The Outlook For Nuclear Power
One important application of nuclear energy is providing power to “Smart Cities”. These are high technology urban developments that are highly automated. These cities combine various technologies like AI, IoT (Internet-of-things), self-driving cars and intelligent infrastructure (e.g. smart roads, intelligent buildings). All it needs is a sustainable power source that is clean and efficient like nuclear energy. In the US, nuclear powered cities like Miami can attract investments from high technology companies and workers. The supply of energy can be sustained to support Smart City development.

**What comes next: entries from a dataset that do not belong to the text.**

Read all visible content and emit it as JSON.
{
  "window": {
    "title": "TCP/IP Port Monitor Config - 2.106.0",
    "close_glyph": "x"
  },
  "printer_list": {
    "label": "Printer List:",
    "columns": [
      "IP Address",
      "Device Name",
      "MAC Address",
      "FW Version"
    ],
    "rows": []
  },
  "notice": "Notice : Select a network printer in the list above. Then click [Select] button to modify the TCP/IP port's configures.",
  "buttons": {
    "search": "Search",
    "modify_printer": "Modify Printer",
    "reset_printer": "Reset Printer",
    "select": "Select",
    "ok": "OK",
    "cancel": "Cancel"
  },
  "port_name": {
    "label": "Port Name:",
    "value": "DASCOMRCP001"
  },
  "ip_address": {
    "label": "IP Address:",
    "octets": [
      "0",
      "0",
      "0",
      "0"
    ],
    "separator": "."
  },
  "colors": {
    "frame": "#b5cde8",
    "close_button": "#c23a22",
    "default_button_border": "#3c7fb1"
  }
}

There is also support for the use of nuclear energy for Bitcoin mining. The process to produce the digital asset BTC is very energy intensive. If the source of energy to produce BTC are fossil fuels, it is more harmful to the environment. That is why it can be suggested to locate Bitcoin mining facilities where energy is either renewable or cleaner. In this case, nuclear power can provide the clean energy and electricity requirements for Bitcoin miners.
Synopsis
While renewables offer a good alternative to fossil fuels to generate electricity, nuclear offers a much better solution. It is sustainable and efficient. The fuel needed for nuclear energy is commonly found on the Earth’s surface. Uranium has significant deposits in Australia, Canada, Russia, Niger, South Africa, Namibia, Brazil, Kazakhstan and Mongolia. Nuclear energy is also more efficient than fossil fuels and renewables. Most of the energy is converted into electricity with nuclear, while most of the energy from fossil fuels and renewables are converted to heat.
While renewables would require energy storage for continuous generation of electricity, nuclear power is available around the clock. Nuclear reactors generate electricity that can meet the demands of heavy industry and residences at scale, just like fossil fuel power plants. Renewables do not have the same level of energy density as nuclear does, though it is improving. Nuclear power plants also require less space than renewables. Renewables like wind and solar require plenty of land to build upon, which can also affect local ecosystems (e.g. wildlife and flora) negatively.
Nuclear energy use has been put aside due to fear and lack of understanding. Less people have actually died from nuclear energy related incidents compared to coal and oil. Nuclear energy can actually produce clean and safe power, while addressing the concerns that surround them (e.g. waste disposal, environmental issues, high initial costs). It appears to be a more viable solution for meeting the growing demands for energy while reducing the reliance on fossil fuels. Nuclear power plants offer an alternative that was the promise of the Atomic Age, yet has not been utilized to its full potential. It is worth exploring once again, with more up to date information.